I’ve started my goals pretty modestly—$200 and five people on my team. Well, there’s already me and the Professor, so I’ll at least have someone on my side as I’m walking (limping?) down the road. I’m going to try to get my in-laws and my parents involved, too, and that would bring me up to more than five if they’re all on board.
I know there aren’t walks in every city, but if there’s one near you, get involved! Or feel free to donate some cash to my team. It doesn’t have to be much; really anything at all would be appreciated so very much.

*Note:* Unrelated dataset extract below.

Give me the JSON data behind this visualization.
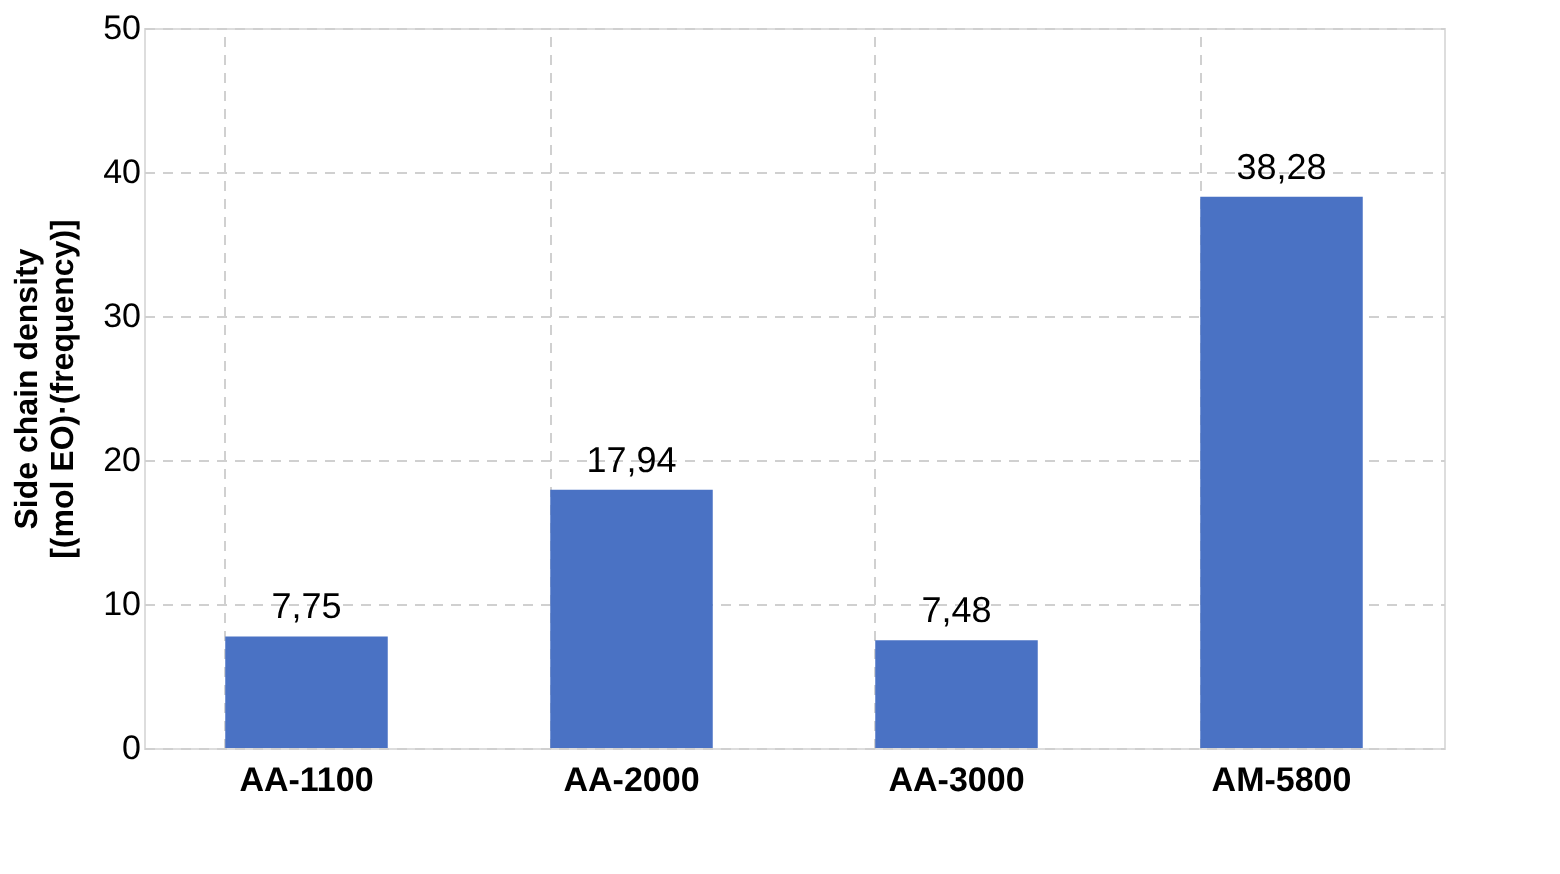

Participating in this run/walk is a big step for me, one that started with this blog. I can’t be the advocate I want to be if I’m hiding the fact that I do have autoimmune diseases and they’re not going anywhere unless people stand up and start making a lot of noise. We all deserve a cure. And I, for one, will not longer leave the work of advocating for that to someone else, someone who is a little more comfortable than I am being out in the open about my psoriasis and about my psoriatic arthritis. Because, really, we and I have nothing to be ashamed of; we didn’t do anything to deserve our illnesses and me hiding behind a facade of healthiness won’t do much to change people’s ideas of what arthritis looks like. Yeah, it’s definitely scary to put myself out there like this, but I think it’s something I have to do.